Several promising research directions are emerging in the field of SUPV3L1 and mitochondrial biology:

• Role in immune signaling: Further investigation into how SUPV3L1 dysfunction leads to mitochondrial double-stranded RNA accumulation and subsequent immune response activation . This research area connects mitochondrial RNA processing defects with innate immune pathways.

• Therapeutic potential: Exploring targeted therapeutic interventions for SUPV3L1-associated disorders. Understanding the molecular mechanisms underlying the pathology could lead to novel treatment approaches .

• Interaction with nuclear-encoded transcripts: Investigating the relationship between cytosolic N6AMT1-dependent translation and mitochondrial function, particularly how it affects RNA processing factors like SUPV3L1 .

• Role in aging and age-related diseases: Based on mouse models showing premature aging phenotypes with Supv3L1 knockout, exploring the connection between SUPV3L1 function and aging processes .

• Tissue-specific functions: Investigating why SUPV3L1 dysfunction affects certain tissues more severely than others, particularly focusing on neurological and dermatological manifestations .

These emerging research areas represent important frontiers in understanding SUPV3L1's role in mitochondrial biology and potential therapeutic approaches for related disorders.

How can advanced techniques like Cryo-EM and AlphaFold contribute to SUPV3L1 research?

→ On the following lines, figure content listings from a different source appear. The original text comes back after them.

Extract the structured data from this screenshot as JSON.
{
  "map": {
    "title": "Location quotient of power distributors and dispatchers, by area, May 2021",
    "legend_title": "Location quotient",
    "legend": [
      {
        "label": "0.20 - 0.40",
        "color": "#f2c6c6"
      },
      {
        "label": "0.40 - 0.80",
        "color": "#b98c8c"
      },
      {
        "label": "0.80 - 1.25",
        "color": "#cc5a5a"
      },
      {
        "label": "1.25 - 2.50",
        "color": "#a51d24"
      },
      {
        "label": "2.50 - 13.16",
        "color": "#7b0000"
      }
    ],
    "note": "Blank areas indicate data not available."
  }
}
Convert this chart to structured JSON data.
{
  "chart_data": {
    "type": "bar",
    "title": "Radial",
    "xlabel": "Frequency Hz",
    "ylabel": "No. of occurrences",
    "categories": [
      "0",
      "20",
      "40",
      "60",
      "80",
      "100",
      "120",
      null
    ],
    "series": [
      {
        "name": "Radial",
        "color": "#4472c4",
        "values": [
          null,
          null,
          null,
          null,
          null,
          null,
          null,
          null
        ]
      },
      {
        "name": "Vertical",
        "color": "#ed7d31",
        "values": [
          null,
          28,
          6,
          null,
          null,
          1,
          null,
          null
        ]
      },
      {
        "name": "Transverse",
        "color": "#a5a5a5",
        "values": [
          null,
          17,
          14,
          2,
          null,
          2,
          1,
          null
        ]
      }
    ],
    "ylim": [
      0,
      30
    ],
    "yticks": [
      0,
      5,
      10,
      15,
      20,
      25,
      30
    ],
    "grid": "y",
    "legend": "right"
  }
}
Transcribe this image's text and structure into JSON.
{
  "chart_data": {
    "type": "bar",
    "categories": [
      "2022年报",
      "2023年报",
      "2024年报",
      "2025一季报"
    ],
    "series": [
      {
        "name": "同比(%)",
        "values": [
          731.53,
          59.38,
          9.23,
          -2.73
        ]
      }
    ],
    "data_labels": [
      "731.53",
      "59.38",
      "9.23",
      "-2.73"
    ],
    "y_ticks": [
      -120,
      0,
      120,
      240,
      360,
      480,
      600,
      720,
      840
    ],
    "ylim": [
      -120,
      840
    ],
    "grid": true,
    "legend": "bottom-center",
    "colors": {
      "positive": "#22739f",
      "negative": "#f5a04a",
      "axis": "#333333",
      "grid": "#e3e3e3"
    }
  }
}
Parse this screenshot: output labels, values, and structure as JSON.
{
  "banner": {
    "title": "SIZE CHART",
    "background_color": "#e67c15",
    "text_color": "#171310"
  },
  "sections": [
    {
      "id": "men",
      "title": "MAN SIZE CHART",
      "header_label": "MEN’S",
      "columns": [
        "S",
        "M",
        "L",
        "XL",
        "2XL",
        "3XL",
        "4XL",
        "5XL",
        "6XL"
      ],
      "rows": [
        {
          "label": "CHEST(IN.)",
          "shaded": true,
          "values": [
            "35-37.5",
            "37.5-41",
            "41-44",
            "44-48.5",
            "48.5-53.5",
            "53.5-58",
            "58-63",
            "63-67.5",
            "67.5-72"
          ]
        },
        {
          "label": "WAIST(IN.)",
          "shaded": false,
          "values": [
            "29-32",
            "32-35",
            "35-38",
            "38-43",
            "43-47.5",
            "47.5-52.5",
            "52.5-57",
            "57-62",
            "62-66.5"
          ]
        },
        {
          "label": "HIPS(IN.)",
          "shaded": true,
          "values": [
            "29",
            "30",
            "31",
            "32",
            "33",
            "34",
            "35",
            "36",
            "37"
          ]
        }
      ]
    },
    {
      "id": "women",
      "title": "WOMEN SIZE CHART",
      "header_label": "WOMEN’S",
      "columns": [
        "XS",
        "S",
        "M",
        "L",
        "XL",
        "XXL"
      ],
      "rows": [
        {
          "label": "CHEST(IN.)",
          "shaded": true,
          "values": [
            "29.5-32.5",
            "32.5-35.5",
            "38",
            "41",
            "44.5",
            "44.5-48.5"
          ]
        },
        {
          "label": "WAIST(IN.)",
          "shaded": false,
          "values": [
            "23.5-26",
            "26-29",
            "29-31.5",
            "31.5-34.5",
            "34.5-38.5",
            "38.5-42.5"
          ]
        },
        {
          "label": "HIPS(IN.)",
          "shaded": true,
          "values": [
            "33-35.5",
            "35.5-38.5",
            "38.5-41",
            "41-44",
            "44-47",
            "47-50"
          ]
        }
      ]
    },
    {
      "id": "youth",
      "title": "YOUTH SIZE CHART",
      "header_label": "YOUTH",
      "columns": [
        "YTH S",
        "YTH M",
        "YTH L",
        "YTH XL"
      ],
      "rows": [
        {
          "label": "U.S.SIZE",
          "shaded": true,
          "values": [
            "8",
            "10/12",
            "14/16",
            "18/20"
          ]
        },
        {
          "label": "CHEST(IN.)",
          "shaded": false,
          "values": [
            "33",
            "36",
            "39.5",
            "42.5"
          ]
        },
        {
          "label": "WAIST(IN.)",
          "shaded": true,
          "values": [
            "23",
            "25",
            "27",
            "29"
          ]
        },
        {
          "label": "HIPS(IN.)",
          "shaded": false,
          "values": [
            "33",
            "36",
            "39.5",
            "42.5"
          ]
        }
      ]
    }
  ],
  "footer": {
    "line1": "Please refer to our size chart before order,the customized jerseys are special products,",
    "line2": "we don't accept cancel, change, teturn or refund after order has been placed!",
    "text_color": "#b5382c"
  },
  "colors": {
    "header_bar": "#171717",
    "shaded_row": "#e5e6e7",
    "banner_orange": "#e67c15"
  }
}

Advanced structural biology techniques offer powerful approaches to understanding SUPV3L1 function:

• Cryo-electron microscopy (Cryo-EM):

  • Determine high-resolution structures of SUPV3L1 alone or in complex with RNA substrates

  • Visualize conformational changes during ATP binding and hydrolysis

  • Elucidate the structure of the entire mitochondrial degradosome complex

  • Identify potential binding sites for small molecule modulators

• AlphaFold and other AI-based structure prediction:

  • Generate predicted structures of SUPV3L1 and its complexes

  • Model the impact of disease-associated mutations on protein structure

  • Predict protein-protein interaction interfaces

  • Guide experimental design for mutagenesis studies

• Integration of structural data with functional studies:

  • Correlate structural features with biochemical activities

  • Design structure-based mutations to test mechanistic hypotheses

  • Develop small molecule modulators of SUPV3L1 activity

• Single-molecule approaches:

  • Visualize SUPV3L1 helicase activity in real-time

  • Measure kinetic parameters of RNA unwinding

  • Observe conformational dynamics during catalytic cycles

These advanced techniques will provide unprecedented insights into the molecular mechanisms of SUPV3L1 function and how mutations lead to disease, potentially opening new avenues for therapeutic intervention.